Penegasan itu bisa ditafsirkan sebagai niat pemerintah pusat mengurangi tanggung jawabnya terhadap upaya-upaya mewujudkan ketertiban umum di daerah. Oleh karena manajemen pemerintahan terus memburuk akhir-akhir ini, Presiden SBY perlu mengharmonisasi lagi anggota kabinetnya, dan juga mengonsolidasi pemerintahan daerah. Soliditas pemerintahan pusat dan daerah diperlukan untuk merespons sejumlah persoalan yang mengemuka saat ini. 

Manuver Sekretaris Kabinet Dipo Alam sudah pasti menimbulkan disharmoni di tubuh Kabinet Indonesia Bersatu II. Sangat memprihatinkan karena perilaku tidak profesional itu dibiarkan oleh Presiden. Omong kosong kalau dikatakan semua anggota kabinet bisa menerima dengan lapang dada apa yang dilakukan Dipo Alam. Mana ada menteri dan jajaran kementerian yang tidak gusar dituduh menyiasati dan mengorupsi anggaran. 

Suasana di lingkungan manajemen BUMN pun boleh jadi tidak kondusif, menyusul isu pemerasan BUMN oleh oknum anggota DPR. Apalagi, beberapa laporan Menteri BUMN Dahlan Iskan sama sekali tidak akurat, bahkan sudah memfitnah. Akan muncul persoalan psikologis di tubuh manajemen BUMN, karena bagaimanapun akan terbentuk persepsi bahwa manuver Dahlan Iskan sudah mendisharmoni DPR-BUMN. 

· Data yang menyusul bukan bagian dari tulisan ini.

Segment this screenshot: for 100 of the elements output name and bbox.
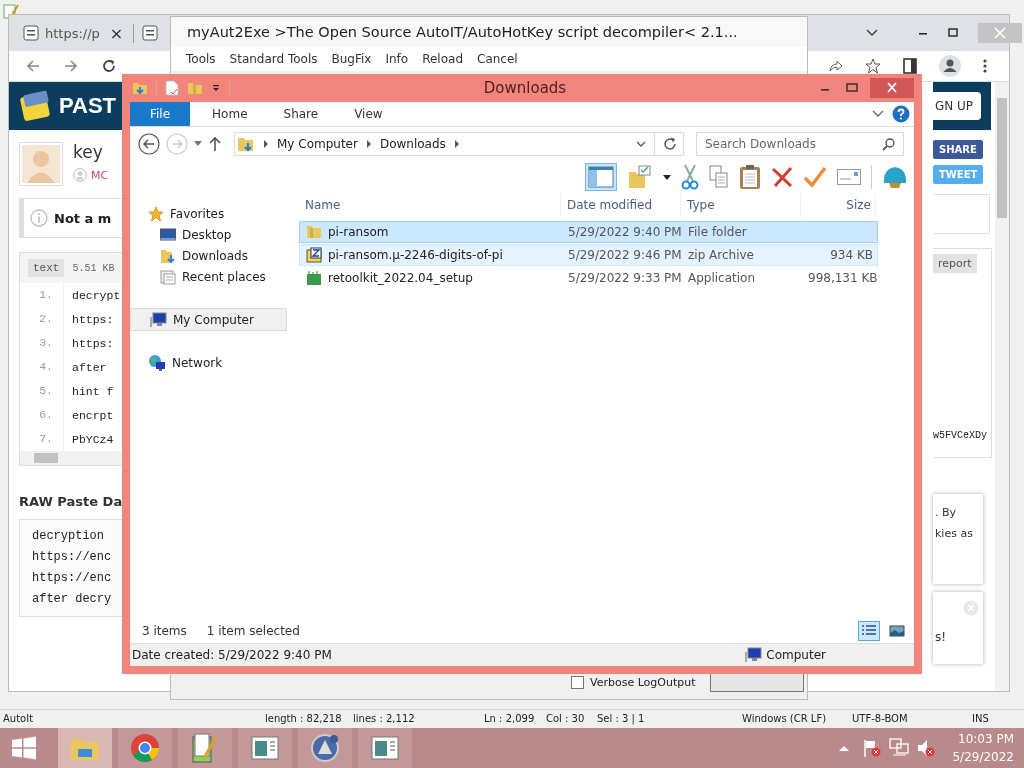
report-button[interactable]: report [933,254,977,273]
maximize-icon[interactable] [846,83,858,93]
details-view-icon[interactable] [858,621,880,641]
taskbar-app[interactable] [238,728,292,768]
reload-icon[interactable] [101,58,117,74]
star-icon[interactable] [865,58,881,74]
copy-icon[interactable] [709,165,729,189]
nav-item[interactable]: Downloads [130,245,295,266]
application-icon [306,270,322,286]
forward-icon[interactable] [63,58,79,74]
maximize-icon[interactable] [948,28,959,38]
checkmark-icon[interactable] [803,166,827,188]
user-link[interactable]: MC [91,168,109,182]
menu-item[interactable]: Reload [422,52,463,66]
envelope-icon[interactable] [837,169,861,185]
help-icon[interactable] [892,105,910,123]
menu-item[interactable]: BugFix [331,52,372,66]
section-heading: RAW Paste Da [19,494,123,509]
recent-places-icon [160,268,176,285]
sidebar-icon[interactable] [903,58,917,74]
dropdown-icon[interactable] [663,174,671,180]
status-text: Col : 30 [545,712,586,724]
delete-icon[interactable] [771,166,793,188]
file-row[interactable]: pi-ransom.µ-2246-digits-of-pi 5/29/2022 9:46 PM zip Archive 934 KB [299,244,878,266]
taskbar-app[interactable] [178,728,232,768]
close-icon[interactable] [870,78,914,98]
menu-item[interactable]: Info [385,52,409,66]
ribbon-tab[interactable]: View [340,102,397,126]
close-tab-button[interactable]: × [105,23,128,43]
taskbar-app[interactable] [298,728,352,768]
scissors-icon[interactable] [681,164,699,190]
breadcrumb[interactable]: My Computer [277,137,358,151]
user-icon [73,168,87,182]
ribbon-tab[interactable]: Home [198,102,262,126]
up-arrow-icon[interactable] [208,136,222,152]
chevron-down-icon[interactable] [872,110,884,118]
document-icon[interactable] [165,80,179,96]
type-cell-text: zip Archive [687,248,755,262]
menu-item[interactable]: Standard Tools [229,52,318,66]
folder-icon[interactable] [132,80,148,96]
search-field[interactable]: Search Downloads [696,132,904,156]
file-row[interactable]: retoolkit_2022.04_setup 5/29/2022 9:33 PM Application 998,131 KB [299,267,878,289]
window-title: myAut2Exe >The Open Source AutoIT/AutoHotKey script decompiler< 2.1... [187,24,738,40]
menu-item[interactable]: Tools [186,52,216,66]
nav-item[interactable]: Network [130,352,295,373]
chevron-down-icon[interactable] [866,29,879,37]
browser-tab[interactable] [140,23,161,43]
taskbar-app[interactable] [358,728,412,768]
dropdown-icon[interactable] [211,83,221,93]
line-number: 3. [20,331,64,355]
network-icon[interactable] [888,738,911,758]
breadcrumb[interactable]: Downloads [379,137,446,151]
nav-item[interactable]: Recent places [130,266,295,287]
options-button[interactable] [709,672,804,692]
share-icon[interactable] [827,58,843,74]
nav-item[interactable]: My Computer [130,308,287,331]
file-icon [23,25,39,41]
column-header[interactable]: Date modified [561,193,681,217]
menu-item[interactable]: Cancel [477,52,518,66]
preview-pane-icon[interactable] [585,163,617,191]
flag-icon[interactable] [862,738,883,758]
shell-icon[interactable] [882,165,908,189]
back-icon[interactable] [25,58,41,74]
checkbox[interactable] [571,675,584,689]
menu-icon[interactable] [983,59,987,73]
type-cell-text: Application [687,271,757,285]
notepad-icon [192,733,218,763]
search-icon [882,138,895,151]
clipboard-icon[interactable] [739,164,761,190]
computer-icon [744,647,763,663]
refresh-icon[interactable] [663,137,677,151]
share-button[interactable]: SHARE [933,140,983,159]
caret-up-icon[interactable] [838,744,851,752]
speaker-muted-icon[interactable] [916,738,937,758]
chevron-right-icon[interactable] [453,140,460,148]
chevron-right-icon[interactable] [263,140,269,148]
file-name: pi-ransom.µ-2246-digits-of-pi [328,248,503,262]
ribbon-tab[interactable]: File [130,102,191,126]
taskbar-app[interactable] [118,728,172,768]
column-header[interactable]: Name [299,193,561,217]
item-count: 3 items [142,624,187,638]
column-header[interactable]: Type [681,193,801,217]
chevron-right-icon[interactable] [365,140,372,148]
nav-item[interactable]: Desktop [130,224,295,245]
ribbon-tab[interactable]: Share [269,102,333,126]
logo-text[interactable]: PAST [59,93,117,119]
back-icon[interactable] [138,133,160,155]
file-row[interactable]: pi-ransom 5/29/2022 9:40 PM File folder [299,221,878,243]
browser-tab[interactable]: https://p × [23,23,135,43]
column-header[interactable]: Size [801,193,876,217]
profile-icon[interactable] [939,55,961,77]
folder-check-icon[interactable] [627,164,653,190]
status-text: Ln : 2,099 [483,712,536,724]
vertical-scrollbar[interactable] [995,82,1009,691]
sign-up-button[interactable]: GN UP [933,92,982,120]
address-bar[interactable]: My Computer Downloads [234,132,684,156]
horizontal-scrollbar[interactable] [20,451,123,465]
nav-item[interactable]: Favorites [130,203,295,224]
chevron-down-icon[interactable] [636,140,646,148]
code-line: decrypt [71,288,121,302]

Efektivitas pemerintahan di sejumlah daerah pun menurun, setelah lebih dari 1.000 pejabat daerah dilaporkan ke pihak berwenang karena bermasalah dengan hukum. Lebih dari 100 pejabat daerah berstatus tersangka, ratusan lainnya terdakwa, dan puluhan lainnya sedang diadili. Dalam suasana yang tidak kondusif seperti itu, pemerintah dikhawatirkan tidak bisa berperan efektif untuk merespons sejumlah persoalan. Kelangkaan BBM bersubsidi yang mulai terjadi di banyak daerah bisa menimbulkan ekses yang serius, jika pemerintah gagal menyosialisasikan kebijakan BBM bersubsidi. 

Karena itu, Presiden harus bisa “memaksa” para menteri dan para kepala daerah untuk fokus dan berorientasi pada deskripsi tugas, fungsi, dan wewenang mereka masing-masing. Waktu yang tersisa bagi pemerintahan Presiden SBY untuk unjuk kinerja kepada rakyat tidak banyak lagi; sebab 2013 adalah tahun persiapan menyongsong tahun politik pada 2014. Periode waktu yang sangat berisiko bagi soliditas kabinet dan manajemen pemerintahan.